SUPERCONDUCTIVITY COMMUNICATIONS, Vol. 6, No. 4, Aug. 1997.

7. ネオジウム系超電導体の米国基本特許を取得
− 超電導工学研など −


 超電導工学研究所、(財)鉄道総合技術研究所、四国電力株式会社及び東ソー株式会社(発明者 : 村上雅人、劉相任、坂井直道、高市浩、田中昭二)は、高温超電導体の中でも加工性、安定性、表面平滑性に優れ、しかも臨界温度や強磁場中の臨界電流密度などの基本性能に優れたNd系高温超電導材料の基本特許を米国において取得した。

これまで高温超電導物質としては国際的にY系物質の研究開発が先行しているが、その基本特許は米国が取得する予定である。超電導工学研究所はOCMG法により、基本組成Nd1+xBa2-xCu3OyにおけるBaとNdの置換を抑制したNd系超電導体の作製に成功し、(財)鉄道総合技術研究所、四国電力株式会社及び東ソー株式会社と共同で日・米・欧に特許出願していた。この物質は臨界温度や強磁場中の臨界電流密度などの超電導特性ばかりでなく、実用化のために不可欠な加工性、安定性、表面平滑性などの諸性能がY系に比べ優れているため、超電導バルクマグネット、超電導線材、超電導素子などの応用研究は、今後Nd系を中心に進められる公算が大きく、高温超電導体の商業化を加速するものと期待されている。

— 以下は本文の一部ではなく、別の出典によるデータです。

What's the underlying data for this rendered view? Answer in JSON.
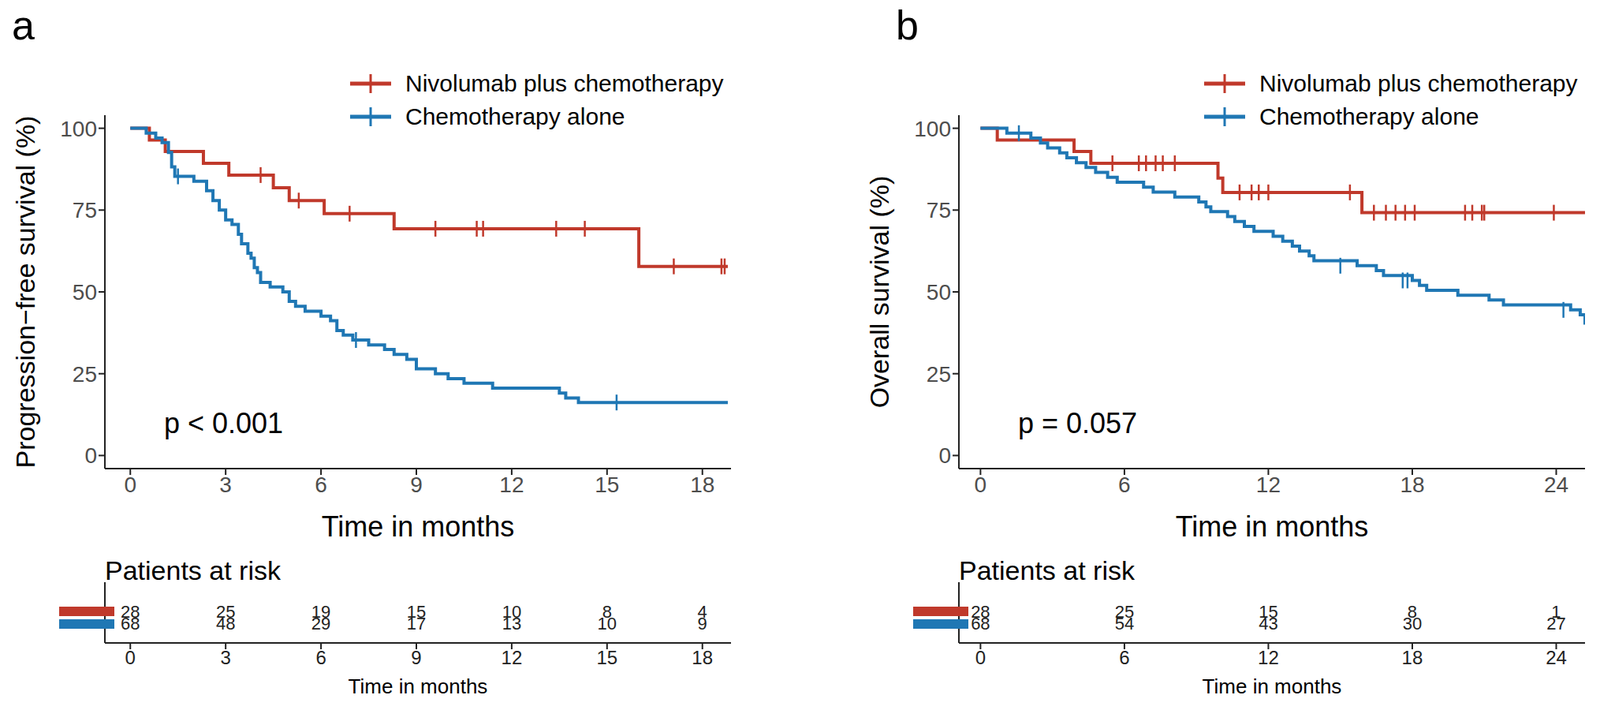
{
  "chart_data": [
    {
      "type": "step",
      "title": "a",
      "x_label": "Time in months",
      "y_label": "Progression−free survival (%)",
      "xlim": [
        -0.8,
        18.9
      ],
      "xticks": [
        0,
        3,
        6,
        9,
        12,
        15,
        18
      ],
      "ylim": [
        -4,
        104
      ],
      "yticks": [
        0,
        25,
        50,
        75,
        100
      ],
      "legend": "top-right",
      "annotation": "p < 0.001",
      "marker": "|",
      "series": [
        {
          "name": "Nivolumab plus chemotherapy",
          "color": "#c0392b",
          "x": [
            0,
            0.6,
            1.1,
            2.3,
            3.1,
            4.5,
            5.0,
            6.1,
            8.3,
            16.0,
            18.8
          ],
          "values": [
            100,
            96.4,
            92.9,
            89.3,
            85.7,
            81.8,
            77.9,
            73.9,
            69.3,
            57.8,
            57.8
          ],
          "censored": {
            "x": [
              4.1,
              5.3,
              6.9,
              9.6,
              10.9,
              11.1,
              13.4,
              14.3,
              17.1,
              18.6,
              18.7
            ],
            "values": [
              85.7,
              77.9,
              73.9,
              69.3,
              69.3,
              69.3,
              69.3,
              69.3,
              57.8,
              57.8,
              57.8
            ]
          }
        },
        {
          "name": "Chemotherapy alone",
          "color": "#1f77b4",
          "x": [
            0,
            0.5,
            0.8,
            1.0,
            1.2,
            1.3,
            1.4,
            2.0,
            2.4,
            2.6,
            2.8,
            3.0,
            3.2,
            3.4,
            3.5,
            3.7,
            3.8,
            3.9,
            4.0,
            4.1,
            4.4,
            4.8,
            5.0,
            5.2,
            5.5,
            6.0,
            6.3,
            6.5,
            6.7,
            7.0,
            7.5,
            8.0,
            8.3,
            8.7,
            9.0,
            9.6,
            10.0,
            10.5,
            11.4,
            13.5,
            13.7,
            14.1,
            18.8
          ],
          "values": [
            100,
            98.5,
            97,
            95.6,
            92.6,
            88.2,
            85.3,
            83.8,
            80.9,
            77.9,
            75,
            72,
            70.6,
            67.6,
            64.7,
            61.8,
            60.3,
            57.4,
            55.9,
            52.9,
            51.5,
            50,
            47.1,
            45.6,
            44.1,
            42.6,
            41.2,
            38.2,
            36.8,
            35.3,
            33.8,
            32.4,
            30.9,
            29.4,
            26.5,
            25,
            23.5,
            22.1,
            20.6,
            19.1,
            17.6,
            16.2,
            16.2
          ],
          "censored": {
            "x": [
              1.5,
              7.1,
              15.3
            ],
            "values": [
              85.3,
              35.3,
              16.2
            ]
          }
        }
      ],
      "risk_table": {
        "title": "Patients at risk",
        "x_label": "Time in months",
        "x": [
          0,
          3,
          6,
          9,
          12,
          15,
          18
        ],
        "rows": [
          [
            28,
            25,
            19,
            15,
            10,
            8,
            4
          ],
          [
            68,
            48,
            29,
            17,
            13,
            10,
            9
          ]
        ]
      }
    },
    {
      "type": "step",
      "title": "b",
      "x_label": "Time in months",
      "y_label": "Overall survival (%)",
      "xlim": [
        -0.9,
        25.2
      ],
      "xticks": [
        0,
        6,
        12,
        18,
        24
      ],
      "ylim": [
        -4,
        104
      ],
      "yticks": [
        0,
        25,
        50,
        75,
        100
      ],
      "legend": "top-right",
      "annotation": "p = 0.057",
      "marker": "|",
      "series": [
        {
          "name": "Nivolumab plus chemotherapy",
          "color": "#c0392b",
          "x": [
            0,
            0.7,
            3.9,
            4.6,
            9.9,
            10.1,
            15.9,
            25.2
          ],
          "values": [
            100,
            96.4,
            92.9,
            89.3,
            84.8,
            80.4,
            74.2,
            74.2
          ],
          "censored": {
            "x": [
              5.5,
              6.6,
              6.9,
              7.3,
              7.6,
              8.1,
              10.8,
              11.3,
              11.6,
              12.0,
              15.4,
              16.4,
              16.9,
              17.3,
              17.7,
              18.1,
              20.2,
              20.5,
              20.9,
              21.0,
              23.9
            ],
            "values": [
              89.3,
              89.3,
              89.3,
              89.3,
              89.3,
              89.3,
              80.4,
              80.4,
              80.4,
              80.4,
              80.4,
              74.2,
              74.2,
              74.2,
              74.2,
              74.2,
              74.2,
              74.2,
              74.2,
              74.2,
              74.2
            ]
          }
        },
        {
          "name": "Chemotherapy alone",
          "color": "#1f77b4",
          "x": [
            0,
            1.1,
            2.1,
            2.5,
            2.8,
            3.3,
            3.6,
            4.0,
            4.4,
            4.8,
            5.3,
            5.7,
            6.8,
            7.2,
            8.1,
            9.1,
            9.4,
            9.6,
            10.3,
            10.6,
            11.0,
            11.4,
            12.2,
            12.6,
            13.0,
            13.3,
            13.7,
            13.9,
            15.7,
            16.5,
            16.8,
            18.0,
            18.3,
            18.6,
            19.9,
            21.2,
            21.8,
            24.6,
            25.0,
            25.2
          ],
          "values": [
            100,
            98.5,
            97,
            95.5,
            94,
            92.5,
            91,
            89.5,
            88,
            86.5,
            85,
            83.5,
            82,
            80.5,
            79,
            77.5,
            76,
            74.5,
            73,
            71.5,
            70,
            68.5,
            67,
            65.5,
            64,
            62.5,
            61,
            59.5,
            58,
            56.5,
            55,
            53.5,
            52,
            50.5,
            49,
            47.5,
            46,
            44.5,
            43,
            40
          ],
          "censored": {
            "x": [
              1.6,
              15.0,
              17.6,
              17.8,
              24.3
            ],
            "values": [
              98.5,
              58,
              53.5,
              53.5,
              44.5
            ]
          }
        }
      ],
      "risk_table": {
        "title": "Patients at risk",
        "x_label": "Time in months",
        "x": [
          0,
          6,
          12,
          18,
          24
        ],
        "rows": [
          [
            28,
            25,
            15,
            8,
            1
          ],
          [
            68,
            54,
            43,
            30,
            27
          ]
        ]
      }
    }
  ]
}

 超電導工学研究所では、OCMG法を開発し、高性能のNd1+xBa2-xCu3Oy超電導体の合成に成功し、その基本構造がY系とは異なることを明らかにした。その後NdサイトをSm, Eu, Gdなどで置き換えても同様に優れた特性を示すことを明らかにした。本特許には、これらの系も含まれる。この物質を用いた超電導バルク磁石は、液体窒素温度においても高磁場で高臨界電流密度を有するため、将来は液体窒素冷却で3 T以上の磁場を発生する磁石開発が可能と予想されている。

 また、最近の研究により、高性能Nd1+xBa2-xCu3Oy超電導体は、OCMG法によらずに出発組成の工夫により大気中でも作製できることが明らかになっており、大量生産も可能となった。

 超電導工学研究所第五研究部長の森下忠隆氏は、「この物質の超電導薄膜を作製し、超電導デバイスへの適用を研究している。Nd系超電導薄膜は表面の凹凸が1 nm程度にとどまり、酸素分子が離れて表面が劣化しがちなY系より極めて平滑であり、表面を多層に積層する超電導多層回路などの超電導デバイスに最適である」と語っている。

 発明者の一人である村上雅人氏にいくつか質問をぶつけてみた。

1. Nd123はすでに公知の物質であるが、今回の特許は、なぜ取得できたのか?
「特許の第一のポイントは、BaがNdサイトを置換した構造の存在にある。XPSなどのデータを示して審査官が納得した。また、特許にはNdがBaサイトを置換した領域が微細分散した物質も含んでいる。これにより、臨界電流密度の高い試料が得られる。実際には、この構造が重要である」

2. 審査官はすぐに納得したか?
「NdがBaを置換するのであれば、その逆も簡単に起こるのは自明ではないかと審査官は考えていたようだ。ただし、文献にそのような報告例がないこと、また、酸素分圧が低く、高温で合成してはじめて生成できた相であることを、いろいろな実験結果を示し、最後には米国特許庁まで出かけてインタビューして納得していただいた」

3. この特許の意義は?
「Y系については、まだ特許を誰が取得するか決まっていない。Nd系についてはISTECが取得したことで、企業も安心して応用開発に取り組めると思う」 。